Сочувствие несчастному больному, заставило меня обернуться, но я увидел лишь плотно закрытую дверь в комнату, только что мною покинутую, и лица провожавших меня «бесталанных актеров», похожие на грубо слепленные старинные маски, изображающие и печаль и радость одновременно. Все настоящие чувства остались в комнате больного, а здесь… мне делать было уже нечего. И уходя, я надеялся лишь на то, что после моего посещения бедного кожевника оставят в покое, и никто не отважится отравить его вновь.
Глава V. Падение
Дневник.Окончание записей от 13 февраля 1666 года.
Я чувствовал себя разбитым, усталым. Мне очень хотелось поскорее вернуться в свою маленькую тихую келью, лечь в постель и забыться сном, с надеждою на то, что в этот раз он принесет мне отдохновение, успокоение и быть может забвение. Но на узенькой улочке, где ютился дом Скинов, нечего было даже надеяться найти наемный экипаж и я, медленно ковыляя, отправился в собор пешком.

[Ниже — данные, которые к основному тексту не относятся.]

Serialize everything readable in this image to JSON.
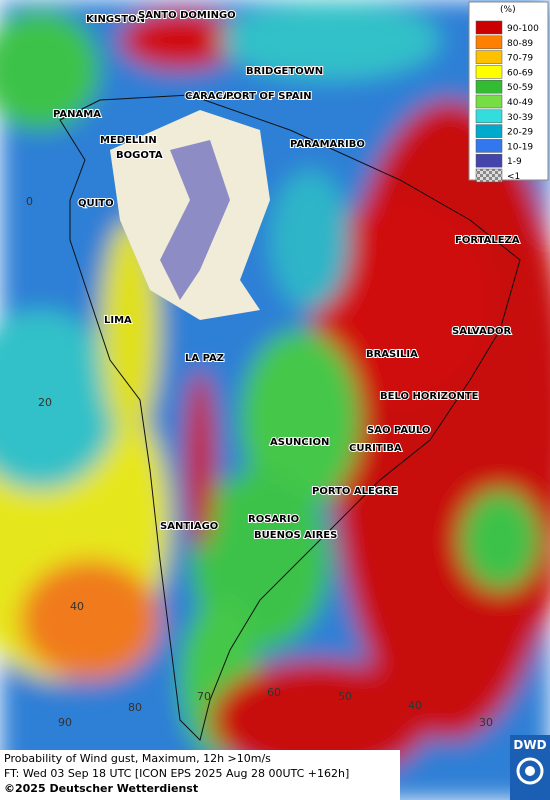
{
  "cities": [
    "KINGSTON",
    "SANTO DOMINGO",
    "BRIDGETOWN",
    "CARACAS",
    "PORT OF SPAIN",
    "PANAMA",
    "MEDELLIN",
    "BOGOTA",
    "PARAMARIBO",
    "QUITO",
    "FORTALEZA",
    "LIMA",
    "SALVADOR",
    "BRASILIA",
    "LA PAZ",
    "BELO HORIZONTE",
    "ASUNCION",
    "SAO PAULO",
    "CURITIBA",
    "PORTO ALEGRE",
    "SANTIAGO",
    "ROSARIO",
    "BUENOS AIRES"
  ],
  "latitude_labels": [
    0,
    20,
    40
  ],
  "longitude_labels": [
    90,
    80,
    70,
    60,
    50,
    40,
    30
  ],
  "legend": {
    "title": "(%)",
    "items": [
      {
        "label": "90-100",
        "color": "#cc0000"
      },
      {
        "label": "80-89",
        "color": "#ff7f00"
      },
      {
        "label": "70-79",
        "color": "#ffc000"
      },
      {
        "label": "60-69",
        "color": "#ffff00"
      },
      {
        "label": "50-59",
        "color": "#33bb33"
      },
      {
        "label": "40-49",
        "color": "#77dd44"
      },
      {
        "label": "30-39",
        "color": "#33dddd"
      },
      {
        "label": "20-29",
        "color": "#00aacc"
      },
      {
        "label": "10-19",
        "color": "#3377ee"
      },
      {
        "label": "1-9",
        "color": "#4444aa"
      },
      {
        "label": "<1",
        "color": "checker"
      }
    ]
  },
  "footer": {
    "line1": "Probability of Wind gust, Maximum, 12h >10m/s",
    "line2": "FT: Wed 03 Sep 18 UTC [ICON EPS 2025 Aug 28 00UTC +162h]",
    "copyright": "©2025 Deutscher Wetterdienst"
  },
  "logo": "DWD"
}
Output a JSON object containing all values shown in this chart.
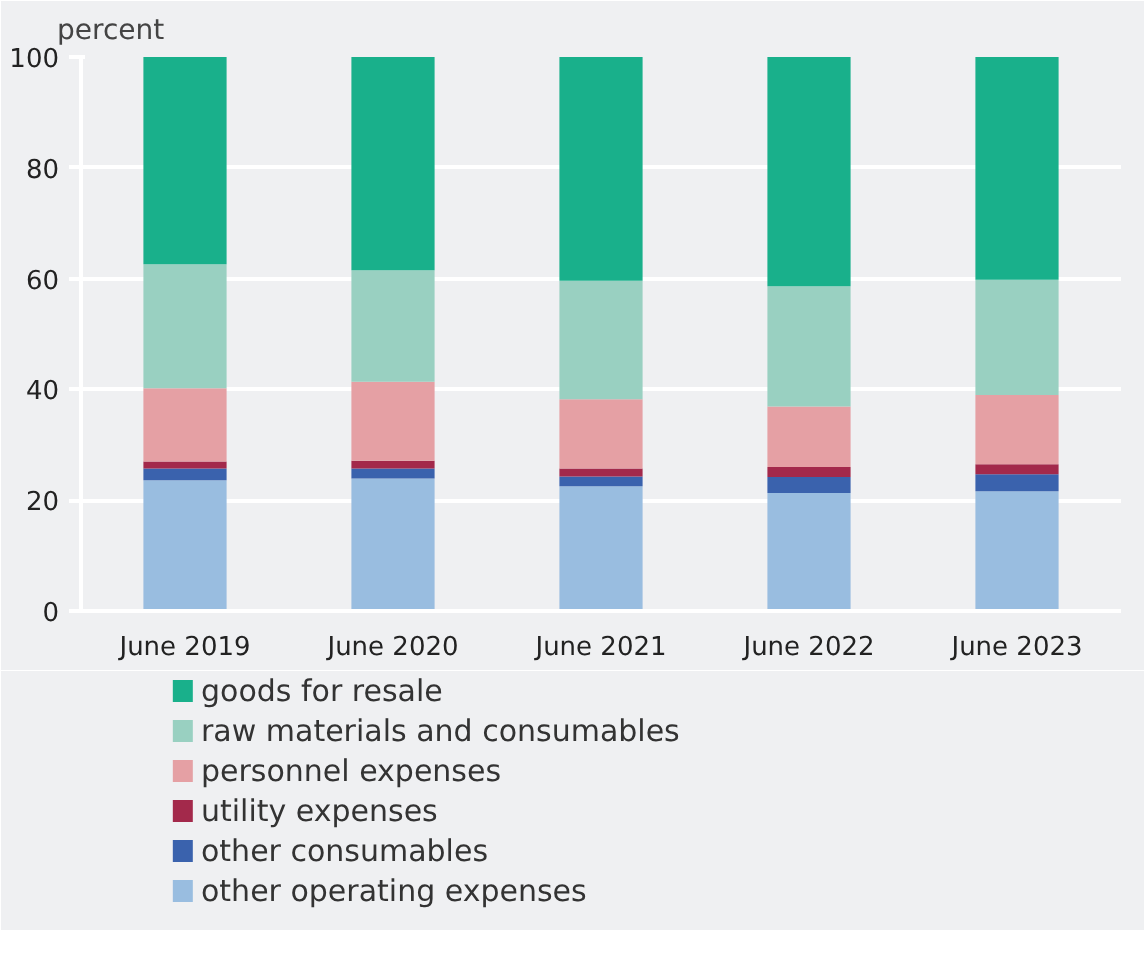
{
  "chart_data": {
    "type": "bar",
    "stacked": true,
    "ylabel": "percent",
    "categories": [
      "June 2019",
      "June 2020",
      "June 2021",
      "June 2022",
      "June 2023"
    ],
    "series": [
      {
        "name": "other operating expenses",
        "color": "#99bde0",
        "values": [
          23.6,
          23.9,
          22.5,
          21.3,
          21.6
        ]
      },
      {
        "name": "other consumables",
        "color": "#3a62ad",
        "values": [
          2.1,
          1.8,
          1.8,
          2.9,
          3.1
        ]
      },
      {
        "name": "utility expenses",
        "color": "#a3294b",
        "values": [
          1.3,
          1.4,
          1.4,
          1.8,
          1.8
        ]
      },
      {
        "name": "personnel expenses",
        "color": "#e5a0a4",
        "values": [
          13.2,
          14.3,
          12.5,
          10.9,
          12.5
        ]
      },
      {
        "name": "raw materials and consumables",
        "color": "#99d0c1",
        "values": [
          22.4,
          20.1,
          21.4,
          21.7,
          20.8
        ]
      },
      {
        "name": "goods for resale",
        "color": "#19b08b",
        "values": [
          37.4,
          38.5,
          40.4,
          41.4,
          40.2
        ]
      }
    ],
    "ylim": [
      0,
      100
    ],
    "yticks": [
      0,
      20,
      40,
      60,
      80,
      100
    ],
    "grid": "y",
    "legend": "bottom"
  }
}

Было довольно поздно. Туман уже опустился с крыш домов к их подножью и сгустился до такой степени, что дальше трех шагов разглядеть что-либо было непросто. Дома и раньше отчего-то казались безлюдными, а теперь такими же стали и улицы. Только на мосту Флит несколько раз дорогу мне перебежали кошки, наверняка встревоженные, отдаленным собачьим воем, раздававшимся с той стороны реки. Оставалось лишь догадываться о его причине, ведь трудно представить, чтобы сквозь туманную мглу можно было увидеть луну.
Как бы то ни было, этот вой, временами перемежавшийся с лаем, заставил меня ускорить шаг. Я опасался разбойников. Поздний вечер, густой туман, пустынные улицы: все делало это время очень удобным для воров и убийц. И, кажется, я имел основания для тревоги: меня вновь начали терзать предчувствия, а за каждым столбом или тумбой мне чудились тени. Столько неприятных, грустных и подчас страшных событий произошло со мной за день, что даже сама мысль: «Этот день еще не закончился», вызывала странное ощущение того, будто должно случиться что-то еще – нечто такое, что стало бы венцом всей этой череды несчастий. С нетерпением и страхом я ожидал этого события, надеясь, что хоть на сегодня оно окажется последним.
Погруженный в такие мысли, я не заметил, как туман расступился вокруг меня, и я оказался во дворе собора. Из задумчивости меня вывели какие-то голоса: прямо посреди двора стояли и разговаривали двое – мужчина и женщина. Чем ближе я подходил к ним, тем отчетливее слышал, как они ругаются, то и дело, повышая друг на друга голос и постепенно переходя на крик. Мужчина лет пятидесяти, среднего роста, с жесткими чертами лица, одетый в богатый, но сильно помятый костюм, выглядел крепким, изрядно подвыпившим и… почему-то смутно знакомым. Будто я видел его во сне или прошлой жизни, память о которых хранится где-то в недрах сознания, изредка извлекаемая наружу в виде неясного ощущения чего-то виденного мельком и уже давно позабытого.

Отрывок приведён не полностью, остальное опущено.